Schmerzmittelmissbrauch im Sport: "Das ist wie eine Schale Smarties"
Tennisstar Rafael Nadal hätte ohne "einige entzündungshemmende" Mittel in seinem Problemfuß nicht den French-Open-Titel holen können. Fußball-Altmeister Zlatan Ibrahimovic überstand einen Großteil der abgelaufenen Meistersaison des AC Milan mit kaputtem Kreuzband nur dank Schmerzmitteln. Liverpools Thiago kickte nach einer schmerzlindernden Injektion mit taubem Fuß im Champions-League-Finale. Der Schmerzmitteleinsatz im Spitzensport ist teilweise alarmierend.
Ärzte und Dopingexperten warnen vor dramatischen gesundheitlichen Folgen und fordern einen sensibleren Umgang mit Ibuprofen und Co. An Besserung glauben sie nicht.

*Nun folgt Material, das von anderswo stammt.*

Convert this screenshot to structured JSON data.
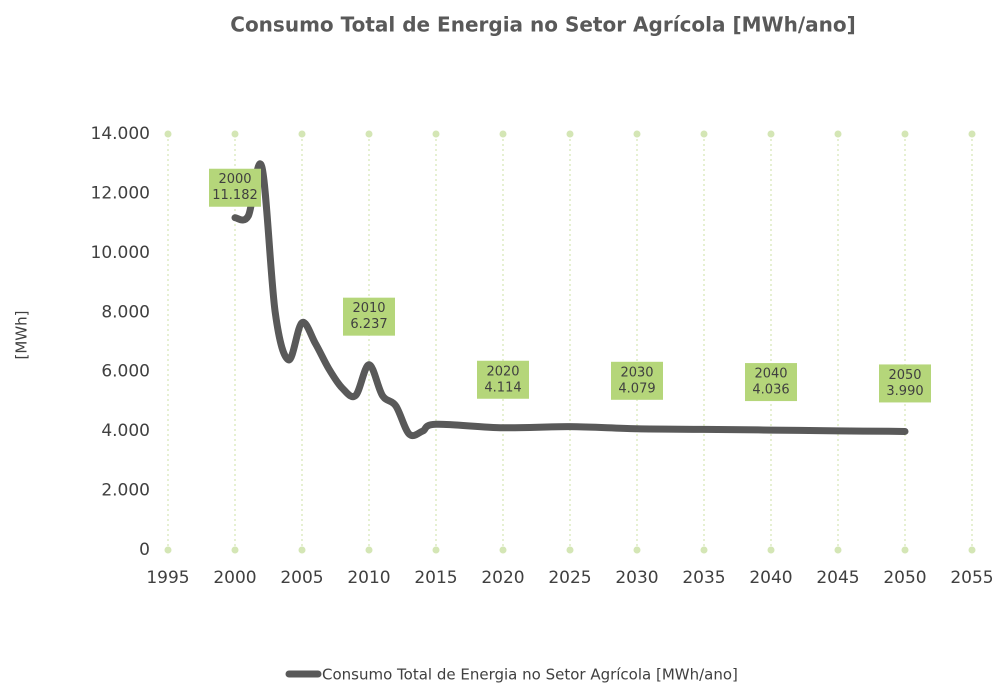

Es geht um Mittel, die Fieber senken, Entzündungen hemmen oder Schmerzen betäuben, sogenannte nichtsteroidale Anti-Rheumatika (NSAR). Substanzen, deren Wirkstoffe zu schwach sind, um auf der Verbotsliste der Welt-Anti-Doping-Agentur (WADA) zu landen und die meist rezeptfrei zu bekommen sind.
"Das ist Missbrauch"
"Außer in Sondersituationen, wie bei chronischen Schmerzen bei Nadal, werden die Mittel von Profis oft prophylaktisch genommen. Das ist Missbrauch", sagte Sportmediziner Wilhelm Bloch von der Deutschen Sporthochschule in Köln. Der Experte schätzt, dass je nach Sportart und Kategorie mittlerweile mehr als 50 Prozent der Teilnehmer regelmäßig Schmerzmittel nehmen.

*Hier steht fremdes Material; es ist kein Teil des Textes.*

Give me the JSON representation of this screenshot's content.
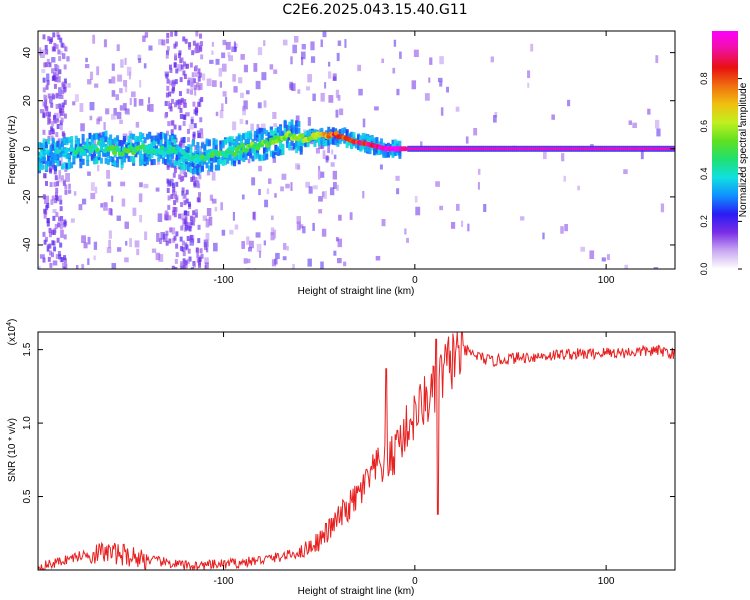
{
  "title": "C2E6.2025.043.15.40.G11",
  "chart_data": [
    {
      "type": "heatmap",
      "title": "C2E6.2025.043.15.40.G11",
      "xlabel": "Height of straight line (km)",
      "ylabel": "Frequency (Hz)",
      "xlim": [
        -197,
        136
      ],
      "ylim": [
        -50,
        49
      ],
      "xticks": [
        -100,
        0,
        100
      ],
      "yticks": [
        -40,
        -20,
        0,
        20,
        40
      ],
      "colorbar": {
        "label": "Normalized spectral amplitude",
        "range": [
          0,
          1
        ],
        "ticks": [
          0.0,
          0.2,
          0.4,
          0.6,
          0.8
        ],
        "colors": [
          "#ffffff",
          "#c9a8f2",
          "#7a2ee6",
          "#2a1cf5",
          "#1090ff",
          "#10e0e0",
          "#20e070",
          "#60e020",
          "#c0f020",
          "#f0c010",
          "#f07010",
          "#e81010",
          "#f010a0",
          "#ff00ff"
        ]
      },
      "ridge": {
        "x": [
          -197,
          -185,
          -175,
          -165,
          -155,
          -145,
          -135,
          -125,
          -115,
          -105,
          -95,
          -85,
          -75,
          -65,
          -58,
          -52,
          -45,
          -38,
          -32,
          -25,
          -20,
          -15,
          -10,
          -5,
          0,
          5,
          20,
          40,
          60,
          80,
          100,
          120,
          136
        ],
        "freq": [
          -3,
          -2,
          -1,
          1,
          -1,
          0,
          0,
          -1,
          -4,
          -2,
          -1,
          1,
          3,
          6,
          4,
          5,
          5,
          5,
          3,
          2,
          1,
          0,
          0,
          0,
          0,
          0,
          0,
          0,
          0,
          0,
          0,
          0,
          0
        ],
        "amplitude": [
          0.3,
          0.35,
          0.4,
          0.4,
          0.45,
          0.45,
          0.4,
          0.4,
          0.4,
          0.45,
          0.45,
          0.5,
          0.5,
          0.55,
          0.6,
          0.55,
          0.75,
          0.8,
          0.8,
          0.85,
          0.9,
          0.95,
          0.95,
          0.9,
          0.9,
          0.95,
          0.95,
          0.95,
          0.95,
          0.95,
          0.95,
          0.95,
          0.95
        ]
      }
    },
    {
      "type": "line",
      "xlabel": "Height of straight line (km)",
      "ylabel": "SNR (10 * v/v)",
      "ylabel_scale": "(x10",
      "ylabel_exponent": "4",
      "ylabel_scale_close": ")",
      "xlim": [
        -197,
        136
      ],
      "ylim": [
        0,
        1.62
      ],
      "xticks": [
        -100,
        0,
        100
      ],
      "yticks": [
        0.5,
        1.0,
        1.5
      ],
      "ytick_labels": [
        "0.5",
        "1.0",
        "1.5"
      ],
      "line_color": "#e82020",
      "series": [
        {
          "name": "SNR",
          "x": [
            -197,
            -190,
            -180,
            -170,
            -160,
            -150,
            -140,
            -130,
            -120,
            -110,
            -100,
            -90,
            -80,
            -70,
            -60,
            -50,
            -45,
            -40,
            -35,
            -30,
            -25,
            -20,
            -15,
            -10,
            -5,
            0,
            5,
            10,
            15,
            20,
            25,
            30,
            40,
            50,
            60,
            70,
            80,
            90,
            100,
            110,
            120,
            130,
            136
          ],
          "y": [
            0.02,
            0.04,
            0.08,
            0.11,
            0.12,
            0.1,
            0.07,
            0.05,
            0.03,
            0.03,
            0.04,
            0.05,
            0.07,
            0.09,
            0.12,
            0.2,
            0.27,
            0.35,
            0.42,
            0.5,
            0.6,
            0.7,
            0.72,
            0.8,
            0.95,
            1.05,
            1.15,
            1.2,
            1.35,
            1.45,
            1.5,
            1.47,
            1.42,
            1.44,
            1.45,
            1.46,
            1.47,
            1.47,
            1.48,
            1.48,
            1.49,
            1.49,
            1.47
          ]
        }
      ],
      "spikes": [
        {
          "x": -15,
          "y": 1.37
        },
        {
          "x": -9,
          "y": 0.95
        },
        {
          "x": 11,
          "y": 1.57
        },
        {
          "x": 12,
          "y": 0.38
        }
      ]
    }
  ]
}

So sehe oft der Alltag im Leistungssport aus, sagte Bloch und berichtete von Vereinen, in denen Schmerzmittel üblich seien. "Das ist wie eine Schale Smarties, fast jeder greift zu."
Experten diskutieren immer wieder, ob Schmerzmittelmissbrauch Doping ist. "Kritisch. Im Prinzip geht's um Leistungssteigerung", sagte Bloch. "Bei hoher Belastung erreichen Sportler eine Schmerzgrenze. Durch die Einnahme von Schmerzmitteln versuchen viele, diese Grenze zu verschieben, um länger Leistung zu bringen", erklärte der Experte.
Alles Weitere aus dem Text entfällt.